La palabra empeñada era un valor inquebrantable en tiempos en los cuales ésta, la palabra, estaba por encima de cualquier otra formalidad. Es sin duda uno de los valores que se han desdibujado de manera plena a causa de una sociedad en la cual se ha ido afincando la trampa y la maleabilidad de los compromisos. La caricatura del Presidente Santos como pinocho, a raíz de la poca consistencia de sus posturas políticas y la fama bien ganada de un personaje que se configura desde la oportunidad y las ventajas coyunturales, representa de manera paradigmática las prácticas de una elite fundada en la mentira que se arropa de legalidad y cínicamente de democracia. Lo ocurrido con el Alcalde Petro es un hecho más de una larga historia que, en un personaje como Santos, corrobora la percepción de encontrarnos ante alguien en quien no es posible confiar ya que sus ejecutorias nos alertan de su escasa credibilidad.
Esta decisión no es más que la consecuencia del cálculo político desencadenado por unos resultados electorales que, en el caso concreto de Bogotá, señaló el menoscabo electoral de la Unidad nacional santista, considerada dominante en la Capital, en favor del Centro Democrático que, sin demasiado esfuerzo, le arrancó una buena tajada. También coincide con el desencanto electoral que segue marcando la pauta en las encuestas, por lo cual era indispensable imprimir un timonazo, en campos tan sensibles como la movilidad, la seguridad y la salud capitalinas, como bien lo consigna en su plan de choque para Bogotá que fue dado a conocer en el día de hoy, para lo cual milagrosamente aparecieron cuantiosos recursos.
Tal como están las cosas, la estrategia no admite dudas, para Santos por encima de cualquier cosa está su reelección y apara ello, no importa pasar por encima de su palabra, también sobre los compromisos internacionales y menos, que una decisión como la tomada afecte la necesaria confianza tan indispensable para un proceso de tanta importancia como el de la Habana. Se repite pues la historia: A Uribe no le importó corromper el congreso para sus fines reeleccionistas y Santos, como buen alumno, no le importó a que tenía que llegar para destituir a quien ocupaba el segundo cargo más importante, para fines similares.

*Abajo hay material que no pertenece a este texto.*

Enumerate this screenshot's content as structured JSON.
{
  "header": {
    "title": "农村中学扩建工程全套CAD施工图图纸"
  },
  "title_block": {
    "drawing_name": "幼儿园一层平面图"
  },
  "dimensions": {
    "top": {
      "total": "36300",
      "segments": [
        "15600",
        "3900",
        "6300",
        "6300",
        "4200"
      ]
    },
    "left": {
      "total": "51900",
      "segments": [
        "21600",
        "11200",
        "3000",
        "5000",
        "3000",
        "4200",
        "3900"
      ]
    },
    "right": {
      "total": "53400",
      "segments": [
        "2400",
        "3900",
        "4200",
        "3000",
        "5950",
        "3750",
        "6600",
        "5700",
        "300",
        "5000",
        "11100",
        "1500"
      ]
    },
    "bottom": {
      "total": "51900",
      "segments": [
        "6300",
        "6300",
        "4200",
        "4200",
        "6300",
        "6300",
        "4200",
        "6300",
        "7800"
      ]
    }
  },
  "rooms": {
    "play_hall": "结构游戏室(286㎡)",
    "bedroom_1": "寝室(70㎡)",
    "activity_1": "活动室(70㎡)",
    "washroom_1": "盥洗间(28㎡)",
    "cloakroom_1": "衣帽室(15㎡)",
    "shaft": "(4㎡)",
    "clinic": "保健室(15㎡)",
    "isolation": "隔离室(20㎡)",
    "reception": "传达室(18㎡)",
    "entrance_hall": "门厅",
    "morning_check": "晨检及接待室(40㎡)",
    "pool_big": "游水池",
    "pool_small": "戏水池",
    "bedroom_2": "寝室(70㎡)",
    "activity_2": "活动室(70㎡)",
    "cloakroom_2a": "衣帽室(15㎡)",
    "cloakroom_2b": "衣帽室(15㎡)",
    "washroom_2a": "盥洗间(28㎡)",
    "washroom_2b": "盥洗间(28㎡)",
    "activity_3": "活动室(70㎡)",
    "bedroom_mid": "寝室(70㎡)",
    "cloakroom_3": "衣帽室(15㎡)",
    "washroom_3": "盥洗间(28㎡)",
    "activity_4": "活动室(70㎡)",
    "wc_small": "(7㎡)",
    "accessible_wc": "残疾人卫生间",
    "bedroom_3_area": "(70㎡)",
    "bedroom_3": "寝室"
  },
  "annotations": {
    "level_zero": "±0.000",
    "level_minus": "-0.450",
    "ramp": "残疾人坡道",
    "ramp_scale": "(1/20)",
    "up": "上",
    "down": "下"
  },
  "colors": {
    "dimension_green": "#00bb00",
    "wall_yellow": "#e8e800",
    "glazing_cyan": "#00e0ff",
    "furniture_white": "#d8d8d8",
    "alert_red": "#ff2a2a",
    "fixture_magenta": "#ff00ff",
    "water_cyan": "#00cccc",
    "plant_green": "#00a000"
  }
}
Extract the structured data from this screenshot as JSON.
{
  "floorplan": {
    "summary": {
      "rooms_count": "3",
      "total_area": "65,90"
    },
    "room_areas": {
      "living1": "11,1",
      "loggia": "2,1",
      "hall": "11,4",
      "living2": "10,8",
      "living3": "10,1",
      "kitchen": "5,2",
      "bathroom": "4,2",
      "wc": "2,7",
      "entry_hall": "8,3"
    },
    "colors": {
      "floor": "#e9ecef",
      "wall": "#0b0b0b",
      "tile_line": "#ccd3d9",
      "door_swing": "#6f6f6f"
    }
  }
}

¿Por qué el proceso de la Habana? Las razones son apenas obvias. El proceso no transita bajo unas condiciones que construyan la tan indispensable confianza, el recelo, producto de una guerra que mantiene sus niveles de crudeza y brutalidad, es dominante. Las improntas del ataque a casa verde en 1990 cuando se trabajaba en un proceso de paz y la ruptura unilateral del Caguán por parte del gobierno de turno, entre otras, se mantienen como referentes de una élite en la cual continúa, de manera dominante, la idea de la contrainsurgencia y de la eliminación del contrario. Un proceso de negociación de un conflicto exige que la guerra misma, paradójicamente, hubiese transformado a sus actores centrales, en el sentido de remover su estructura de creencias y valores, expresado en la renuncia formal y real a la guerra. Pero todo parece indicar que esto aún está crudo y en ciernes.

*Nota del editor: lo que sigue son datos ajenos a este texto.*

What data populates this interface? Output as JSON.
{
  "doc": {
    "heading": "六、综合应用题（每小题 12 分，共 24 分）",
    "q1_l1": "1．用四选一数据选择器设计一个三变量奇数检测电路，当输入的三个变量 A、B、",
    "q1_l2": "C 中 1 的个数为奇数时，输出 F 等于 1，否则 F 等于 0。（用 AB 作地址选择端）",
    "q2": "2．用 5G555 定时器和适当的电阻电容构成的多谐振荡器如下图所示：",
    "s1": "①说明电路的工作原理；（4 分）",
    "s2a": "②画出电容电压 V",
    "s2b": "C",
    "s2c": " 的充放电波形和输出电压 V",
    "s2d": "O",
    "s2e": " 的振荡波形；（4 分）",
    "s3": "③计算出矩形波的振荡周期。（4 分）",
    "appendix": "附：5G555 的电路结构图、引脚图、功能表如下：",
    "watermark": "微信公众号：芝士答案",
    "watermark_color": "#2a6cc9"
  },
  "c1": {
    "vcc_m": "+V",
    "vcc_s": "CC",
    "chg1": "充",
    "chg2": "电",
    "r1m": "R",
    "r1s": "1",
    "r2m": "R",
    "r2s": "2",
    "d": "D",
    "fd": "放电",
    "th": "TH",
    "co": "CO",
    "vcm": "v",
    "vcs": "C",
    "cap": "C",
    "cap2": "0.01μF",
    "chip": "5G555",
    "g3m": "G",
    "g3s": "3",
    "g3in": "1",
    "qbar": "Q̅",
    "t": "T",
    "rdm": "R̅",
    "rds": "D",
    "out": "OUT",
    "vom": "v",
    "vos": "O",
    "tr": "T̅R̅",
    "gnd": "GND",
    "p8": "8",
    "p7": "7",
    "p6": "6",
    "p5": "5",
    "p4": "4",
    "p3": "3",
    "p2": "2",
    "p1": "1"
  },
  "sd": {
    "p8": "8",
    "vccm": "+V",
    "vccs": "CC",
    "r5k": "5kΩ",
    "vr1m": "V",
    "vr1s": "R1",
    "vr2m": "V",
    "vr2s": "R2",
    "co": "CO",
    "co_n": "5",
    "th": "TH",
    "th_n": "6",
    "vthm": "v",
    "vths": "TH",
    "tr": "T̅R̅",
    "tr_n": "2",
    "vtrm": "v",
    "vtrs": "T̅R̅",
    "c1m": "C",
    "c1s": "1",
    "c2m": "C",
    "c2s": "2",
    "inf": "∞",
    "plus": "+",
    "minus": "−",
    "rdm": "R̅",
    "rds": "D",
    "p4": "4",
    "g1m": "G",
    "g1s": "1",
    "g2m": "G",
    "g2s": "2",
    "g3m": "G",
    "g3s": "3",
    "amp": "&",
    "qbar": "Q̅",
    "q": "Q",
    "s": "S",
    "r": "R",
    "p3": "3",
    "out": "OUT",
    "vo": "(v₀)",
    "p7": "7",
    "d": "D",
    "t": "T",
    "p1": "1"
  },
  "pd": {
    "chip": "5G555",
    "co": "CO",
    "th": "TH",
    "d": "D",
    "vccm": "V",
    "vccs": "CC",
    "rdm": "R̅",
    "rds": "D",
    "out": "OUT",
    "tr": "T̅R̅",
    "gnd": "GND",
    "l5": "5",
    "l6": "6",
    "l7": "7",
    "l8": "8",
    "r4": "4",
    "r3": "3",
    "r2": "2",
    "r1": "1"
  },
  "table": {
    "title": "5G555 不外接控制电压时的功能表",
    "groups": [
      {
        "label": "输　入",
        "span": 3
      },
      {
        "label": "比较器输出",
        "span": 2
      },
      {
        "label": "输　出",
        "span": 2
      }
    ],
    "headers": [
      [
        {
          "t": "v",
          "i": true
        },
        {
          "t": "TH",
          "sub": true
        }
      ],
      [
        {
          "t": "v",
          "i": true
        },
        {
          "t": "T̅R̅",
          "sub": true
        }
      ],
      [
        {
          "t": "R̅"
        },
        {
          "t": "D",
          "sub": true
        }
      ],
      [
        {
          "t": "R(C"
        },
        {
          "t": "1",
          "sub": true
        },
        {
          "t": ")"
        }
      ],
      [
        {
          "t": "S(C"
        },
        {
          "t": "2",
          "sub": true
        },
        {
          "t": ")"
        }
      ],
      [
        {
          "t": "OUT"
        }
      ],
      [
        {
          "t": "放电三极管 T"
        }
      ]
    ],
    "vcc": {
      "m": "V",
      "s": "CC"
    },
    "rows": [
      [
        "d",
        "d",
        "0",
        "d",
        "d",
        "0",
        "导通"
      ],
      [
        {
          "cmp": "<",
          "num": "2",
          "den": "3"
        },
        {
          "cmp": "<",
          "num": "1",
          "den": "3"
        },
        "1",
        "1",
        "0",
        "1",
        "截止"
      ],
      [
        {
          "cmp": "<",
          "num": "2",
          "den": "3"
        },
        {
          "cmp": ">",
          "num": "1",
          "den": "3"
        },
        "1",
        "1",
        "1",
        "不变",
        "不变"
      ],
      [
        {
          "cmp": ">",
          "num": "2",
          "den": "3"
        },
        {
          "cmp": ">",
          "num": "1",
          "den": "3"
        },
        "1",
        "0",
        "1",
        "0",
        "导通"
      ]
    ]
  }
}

No hay ninguna razón para pensar que la lógica utilizada por Santos para precipitar la destitución del Alcalde Petro no sea aplicada en el caso de la negociación de la Habana. Pero lo más importante es que, aún bajo las condiciones de un acuerdo, Santos no es la mejor garantía para que dichos acuerdos se concreten en la vida política y social del país. Definitivamente es un personaje no creíble y en extremo poco confiable, por una razón de fondo: no es posible identificar en él un principio rector de su vida, salvo aquel que lo ha hecho un maestro de la marrulla. Ello explica la importancia que tienen en este caso los procesos de validación de dicha negociación. La puja estará, de parte de la insurgencia, en llegar a un mecanismo que goce del mayor poder vinculante y de parte del Gobierno, el que le permita más juego y capacidad de maniobra para hacer de los acuerdos no más que un simulacro.

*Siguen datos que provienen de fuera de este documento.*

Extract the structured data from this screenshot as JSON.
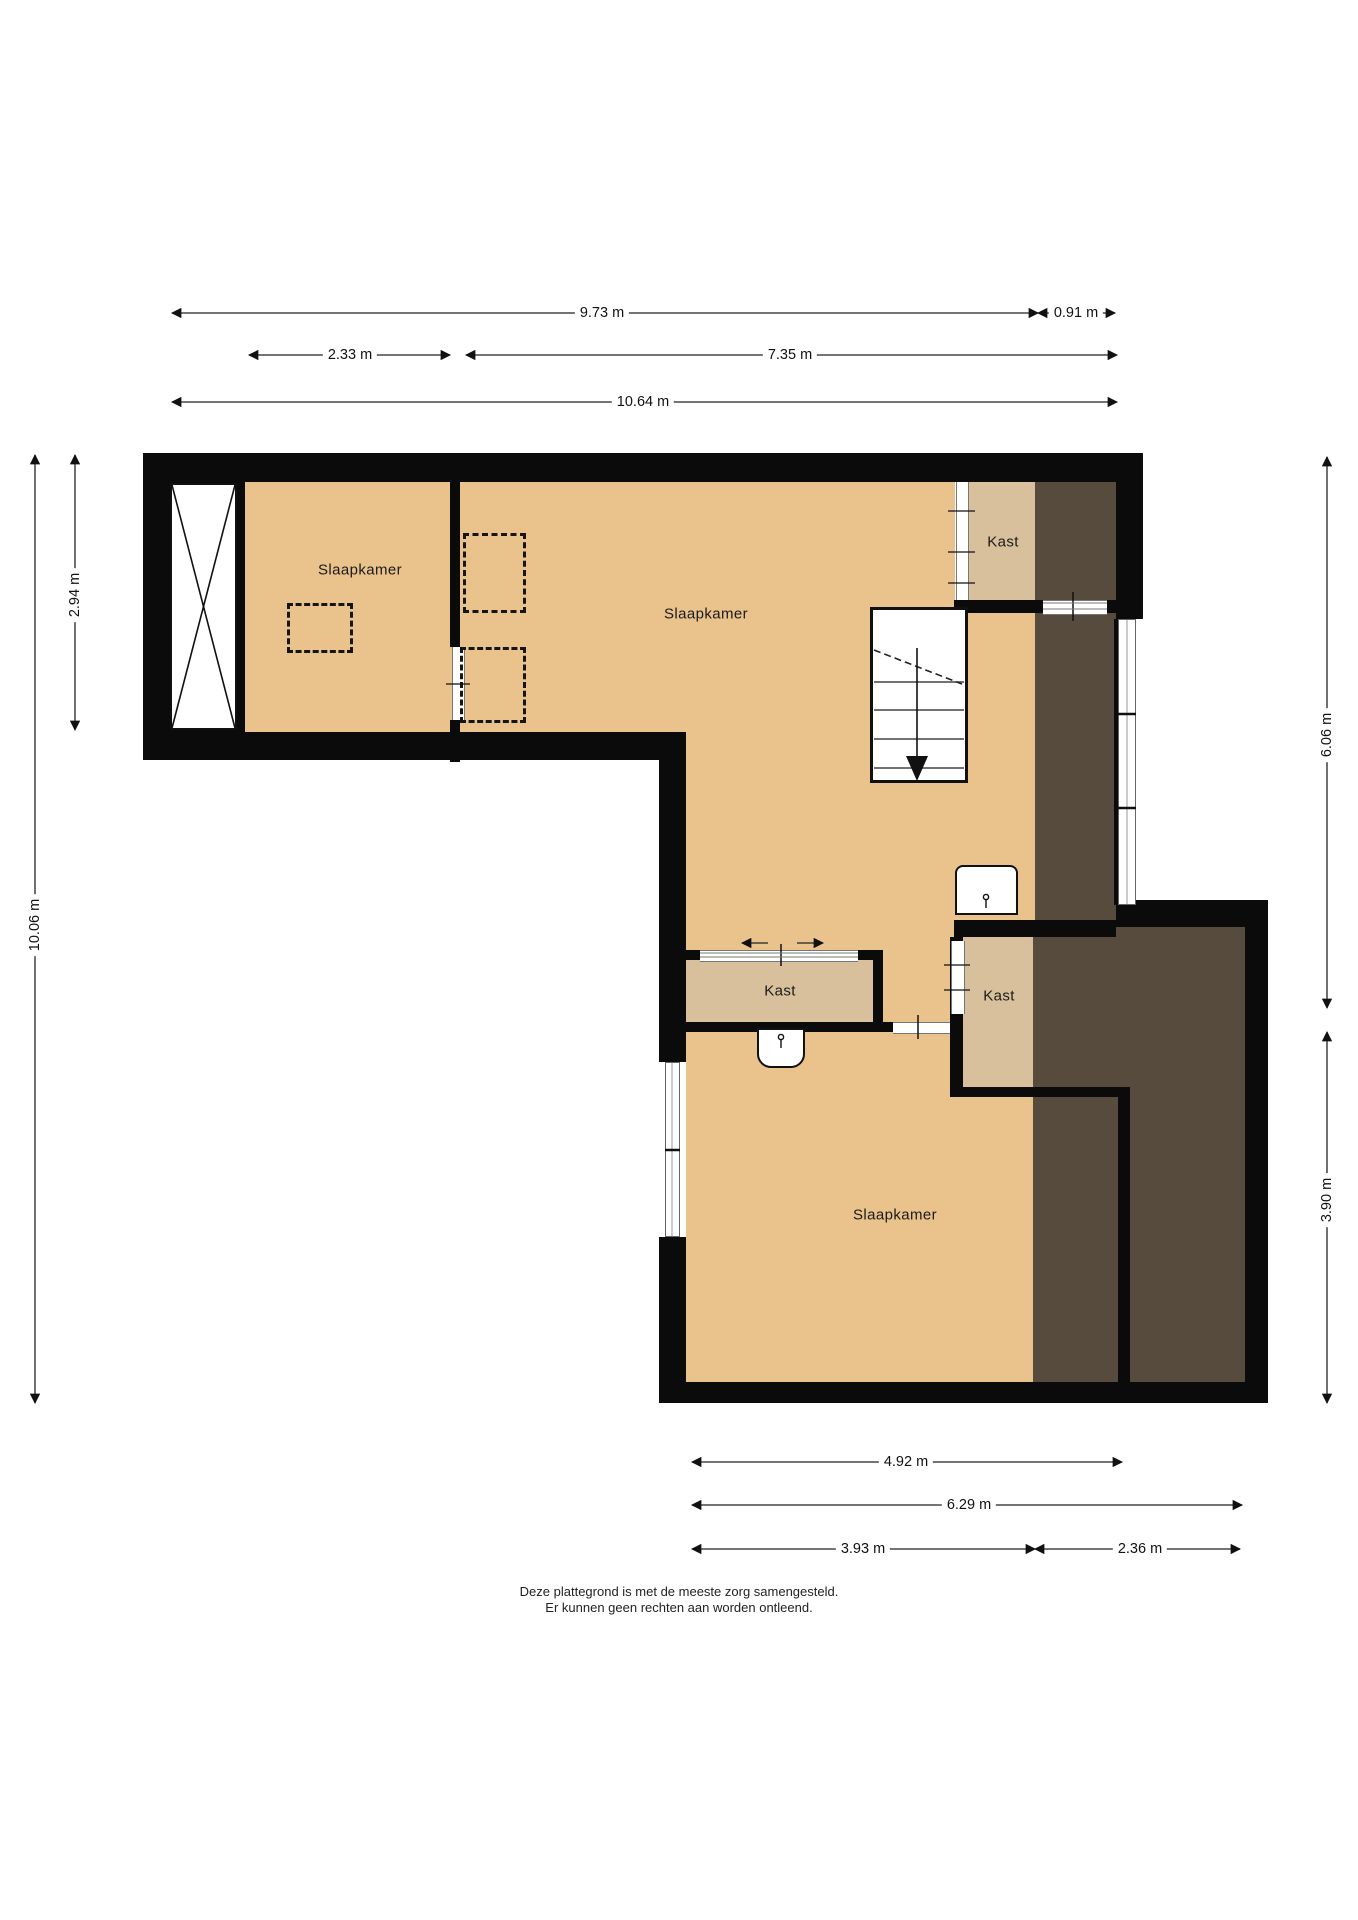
{
  "floorplan": {
    "rooms": [
      {
        "id": "slaapkamer-1",
        "label": "Slaapkamer"
      },
      {
        "id": "slaapkamer-2",
        "label": "Slaapkamer"
      },
      {
        "id": "slaapkamer-3",
        "label": "Slaapkamer"
      },
      {
        "id": "kast-1",
        "label": "Kast"
      },
      {
        "id": "kast-2",
        "label": "Kast"
      },
      {
        "id": "kast-3",
        "label": "Kast"
      }
    ],
    "dimensions": {
      "top": [
        {
          "label": "9.73 m"
        },
        {
          "label": "0.91 m"
        },
        {
          "label": "2.33 m"
        },
        {
          "label": "7.35 m"
        },
        {
          "label": "10.64 m"
        }
      ],
      "bottom": [
        {
          "label": "4.92 m"
        },
        {
          "label": "6.29 m"
        },
        {
          "label": "3.93 m"
        },
        {
          "label": "2.36 m"
        }
      ],
      "left": [
        {
          "label": "2.94 m"
        },
        {
          "label": "10.06 m"
        }
      ],
      "right": [
        {
          "label": "6.06 m"
        },
        {
          "label": "3.90 m"
        }
      ]
    },
    "footer": {
      "line1": "Deze plattegrond is met de meeste zorg samengesteld.",
      "line2": "Er kunnen geen rechten aan worden ontleend."
    },
    "colors": {
      "floor": "#EAC28C",
      "closet_floor": "#D9C09D",
      "low_ceiling": "#564B3C",
      "wall": "#0B0B0B"
    }
  }
}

La destitución del Alcalde Petro deja pues un mal sabor con respecto a la real voluntad del establecimiento por darle la oportunidad al pueblo colombiano de transitar por un camino democrático, en donde no sea el miedo quien regule las relaciones sociales. Como siempre lo hemos dicho: que las diferencias y pluralidades sean las mejores oportunidades para el progreso y no la justificación para las violencias que nos agobian. Amanecerá y veremos.